During the initiation of CPB, both the left and right hemispheric rSO2 decreased but were above the critical threshold. General anesthesia during CPB was maintained with 2% isoflurane through a heart-lung machine. The surgeon decided to carry out the surgery without arrest of the heart by cardioplegia but with the heart beating and with antegrade coronary perfusion through the aortic perfusion needle.

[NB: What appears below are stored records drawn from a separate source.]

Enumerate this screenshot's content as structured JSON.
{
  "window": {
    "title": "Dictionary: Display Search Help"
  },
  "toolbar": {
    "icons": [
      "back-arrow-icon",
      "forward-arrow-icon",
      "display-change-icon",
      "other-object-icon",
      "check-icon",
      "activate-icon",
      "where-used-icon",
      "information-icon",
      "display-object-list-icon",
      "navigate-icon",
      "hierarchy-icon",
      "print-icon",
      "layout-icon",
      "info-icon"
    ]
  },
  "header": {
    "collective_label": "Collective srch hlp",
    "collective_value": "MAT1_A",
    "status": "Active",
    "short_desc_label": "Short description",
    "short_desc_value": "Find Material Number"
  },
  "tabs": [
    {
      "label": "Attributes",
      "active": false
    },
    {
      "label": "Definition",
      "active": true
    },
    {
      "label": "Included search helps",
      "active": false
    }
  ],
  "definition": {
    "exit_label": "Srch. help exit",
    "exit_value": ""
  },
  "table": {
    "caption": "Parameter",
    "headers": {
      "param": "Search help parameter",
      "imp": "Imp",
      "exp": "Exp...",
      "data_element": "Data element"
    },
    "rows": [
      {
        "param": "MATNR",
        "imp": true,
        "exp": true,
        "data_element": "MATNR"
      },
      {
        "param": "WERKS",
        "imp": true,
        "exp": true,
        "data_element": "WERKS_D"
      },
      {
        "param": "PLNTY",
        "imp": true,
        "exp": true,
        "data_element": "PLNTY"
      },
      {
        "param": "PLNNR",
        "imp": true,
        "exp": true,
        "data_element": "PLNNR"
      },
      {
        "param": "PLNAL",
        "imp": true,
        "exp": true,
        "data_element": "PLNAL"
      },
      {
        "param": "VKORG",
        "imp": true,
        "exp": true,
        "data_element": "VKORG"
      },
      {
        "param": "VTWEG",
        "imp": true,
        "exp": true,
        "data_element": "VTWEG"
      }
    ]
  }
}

The body temperature was then decreased and maintained at 32ºC. The LrSO2 and RrSO2 were finally maintained at 69% and 75%, respectively, a 5% and 10% reduction from baseline levels, at which point the pump flow was about 3.8 L per minute, and the mean arterial pressure was about 55 mmHg. Then, the distal descending aorta, proximal aortic root and innominate artery (IA) were clamped, and antegrade cerebral perfusion was achieved through RSA cannulation with perfusion flow of 0.8 L per minute. At that point, LrSO2 decreased to 61% (13% reduction from baseline), whereas RrSO2 decreased to 70% (15% reduction).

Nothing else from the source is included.